Intervention de Nathalie Coutinet

Réunion du jeudi 30 septembre 2021 à 16h00
Commission d'enquête chargée d'identifier les facteurs qui ont conduit à la chute de la part de l'industrie dans le pib de la france et de définir les moyens à mettre en œuvre pour relocaliser l'industrie et notamment celle du médicament

Nathalie Coutinet, maîtresse de conférences à l'université Sorbonne Paris-Nord :

Je ne suis pas d'accord sur tout. Je connais mal le modèle belge donc je n'en dirai rien. Concernant l'HERA, je suis en partie d'accord avec M. Frédéric Bizard : c'est une bonne idée, car à mon sens il faut travailler au niveau européen, mais la machine est difficile à bouger. L'agence européenne du médicament bénéficie uniquement aux entreprises, qui se tournent vers ce guichet unique pour obtenir une autorisation de mise sur le marché, mais elle n'a aucun rôle vis-à-vis des patients. Elle pourrait sécuriser les approvisionnements et faire en sorte que la répartition de la production soit européenne.

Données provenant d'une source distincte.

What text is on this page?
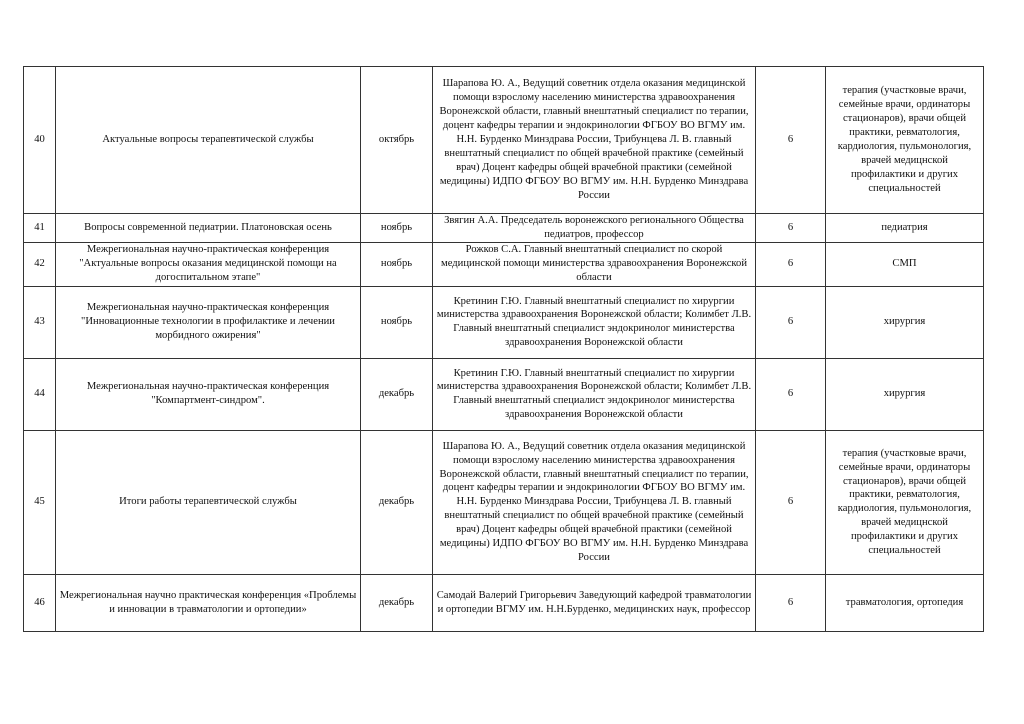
40	Актуальные вопросы терапевтической службы	октябрь	Шарапова Ю. А., Ведущий советник отдела оказания медицинской помощи взрослому населению министерства здравоохранения Воронежской области, главный внештатный специалист по терапии, доцент кафедры терапии и эндокринологии ФГБОУ ВО ВГМУ им. Н.Н. Бурденко Минздрава России, Трибунцева Л. В. главный внештатный специалист по общей врачебной практике (семейный врач) Доцент кафедры общей врачебной практики (семейной медицины) ИДПО ФГБОУ ВО ВГМУ им. Н.Н. Бурденко Минздрава России	6	терапия (участковые врачи, семейные врачи, ординаторы стационаров), врачи общей практики, ревматология, кардиология, пульмонология, врачей медицнской профилактики и других специальностей
41	Вопросы современной педиатрии. Платоновская осень	ноябрь	Звягин А.А. Председатель воронежского регионального Общества педиатров, профессор	6	педиатрия
42	Межрегиональная научно-практическая конференция "Актуальные вопросы оказания медицинской помощи на догоспитальном этапе"	ноябрь	Рожков С.А. Главный внештатный специалист по скорой медицинской помощи министерства здравоохранения Воронежской области	6	СМП
43	Межрегиональная научно-практическая конференция "Инновационные технологии в профилактике и лечении морбидного ожирения"	ноябрь	Кретинин Г.Ю. Главный внештатный специалист по хирургии министерства здравоохранения Воронежской области; Колимбет Л.В. Главный внештатный специалист эндокринолог министерства здравоохранения Воронежской области	6	хирургия
44	Межрегиональная научно-практическая конференция "Компартмент-синдром".	декабрь	Кретинин Г.Ю. Главный внештатный специалист по хирургии министерства здравоохранения Воронежской области; Колимбет Л.В. Главный внештатный специалист эндокринолог министерства здравоохранения Воронежской области	6	хирургия
45	Итоги работы терапевтической службы	декабрь	Шарапова Ю. А., Ведущий советник отдела оказания медицинской помощи взрослому населению министерства здравоохранения Воронежской области, главный внештатный специалист по терапии, доцент кафедры терапии и эндокринологии ФГБОУ ВО ВГМУ им. Н.Н. Бурденко Минздрава России, Трибунцева Л. В. главный внештатный специалист по общей врачебной практике (семейный врач) Доцент кафедры общей врачебной практики (семейной медицины) ИДПО ФГБОУ ВО ВГМУ им. Н.Н. Бурденко Минздрава России	6	терапия (участковые врачи, семейные врачи, ординаторы стационаров), врачи общей практики, ревматология, кардиология, пульмонология, врачей медицнской профилактики и других специальностей
46	Межрегиональная научно практическая конференция «Проблемы и инновации в травматологии и ортопедии»	декабрь	Самодай Валерий Григорьевич Заведующий кафедрой травматологии и ортопедии ВГМУ им. Н.Н.Бурденко, медицинских наук, профессор	6	травматология, ортопедия
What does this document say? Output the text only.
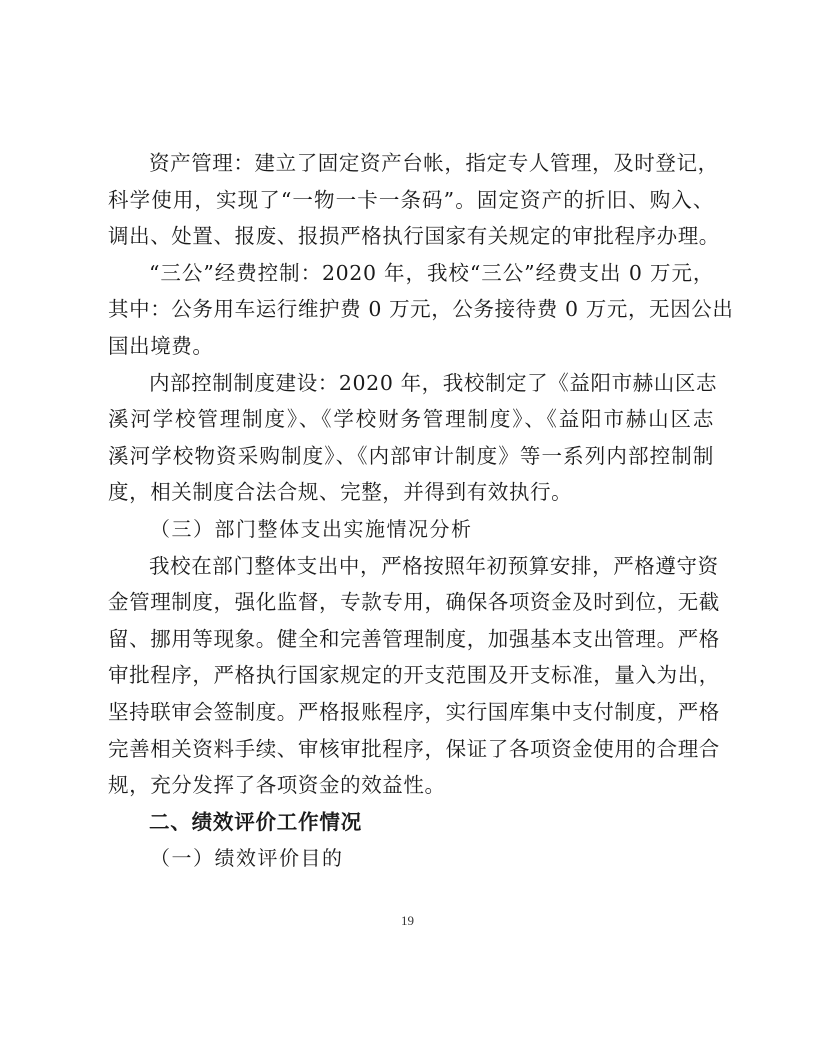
资产管理：建立了固定资产台帐，指定专人管理，及时登记，
科学使用，实现了“一物一卡一条码”。固定资产的折旧、购入、
调出、处置、报废、报损严格执行国家有关规定的审批程序办理。

“三公”经费控制：2020 年，我校“三公”经费支出 0 万元，
其中：公务用车运行维护费 0 万元，公务接待费 0 万元，无因公出
国出境费。

内部控制制度建设：2020 年，我校制定了《益阳市赫山区志
溪河学校管理制度》、《学校财务管理制度》、《益阳市赫山区志
溪河学校物资采购制度》、《内部审计制度》等一系列内部控制制
度，相关制度合法合规、完整，并得到有效执行。

（三）部门整体支出实施情况分析

我校在部门整体支出中，严格按照年初预算安排，严格遵守资
金管理制度，强化监督，专款专用，确保各项资金及时到位，无截
留、挪用等现象。健全和完善管理制度，加强基本支出管理。严格
审批程序，严格执行国家规定的开支范围及开支标准，量入为出，
坚持联审会签制度。严格报账程序，实行国库集中支付制度，严格
完善相关资料手续、审核审批程序，保证了各项资金使用的合理合
规，充分发挥了各项资金的效益性。

二、绩效评价工作情况

（一）绩效评价目的

19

Je diverge avec M. Bizard sur certains points. Le pouvoir politique pourrait exiger des acteurs pharmaceutiques, pour des raisons notamment de sécurisation de l'accès au médicament, qu'une partie des médicaments remboursés soit produite en France ou, de façon plus pertinente, sur le territoire européen. Les logiques financières sont telles que certaines molécules ne sont produites que dans une seule usine, ce qui entraîne une forte fragilité. Multiplier les sites de production pourrait être exigé par les pouvoirs publics. Pourquoi les pouvoirs publics se sont-ils autant désintéressés de ce secteur si essentiel ? Pourquoi ont-ils complètement laissé aux entreprises privées l'approvisionnement, la recherche et la production sans intervenir, alors que pour les économistes la santé est un bien tutélaire qui doit être régulé par la puissance publique ? La puissance publique a régulé l'activité à l'hôpital et l'arrivée des médecins mais a laissé le médicament dans le champ privé, ce qui est à mon sens une erreur.

La question du prix est l'excuse du syndicat Les entreprises du médicament (LEEM), qui prétend que si les prix augmentent des relocalisations se feront. Je n'y crois pas notamment en raison de la financiarisation. Les entreprises du médicament recherchent le profit. En outre, le LEEM est composé à 80 % par Sanofi seule et interroger le LEEM revient donc à recueillir la position de Sanofi.

Fixer un prix du médicament en fonction de sa valeur est quasiment impossible. J'ai assisté à un colloque à la Banque publique d'investissement (BPIfrance) où des startupers disaient qu'il n'y a pas de limite de prix au médicament. La valeur d'un médicament pour soigner des enfants contre la mucoviscidose n'a pas de prix. On ne peut donc uniquement fixer le prix d'un médicament sur sa valeur thérapeutique, car elle est infinie ; la vie n'a pas de prix. Il faut d'autres mécanismes que la détermination de la valeur pour fixer les prix des médicaments. Il s'agit aussi d'évaluer l'innovation. En cancérologie, beaucoup de médicaments qui arrivent sur le marché sont très peu innovants. En revanche, les prix sont plus élevés qu'ils ne le devraient pour un gain en innovation faible.

Sur la question du financeur unique, à mon sens le 100 % sécurité sociale doit s'appliquer pour le médicament, mais aussi pour les soins de santé. La médecine est à deux vitesses et distingue ceux qui ont une bonne couverture complémentaire pouvant accéder à des soins de qualité, et les autres qui n'ont que la sécurité sociale ou une mauvaise complémentaire et qui n'ont accès qu'à des systèmes de santé hospitaliers avec des temps d'attente très longs. Ce système de double financeurs n'est pas valable économiquement et il génère des inégalités importantes. On en connaît les raisons historiques, mais il faudrait réfléchir autrement aujourd'hui.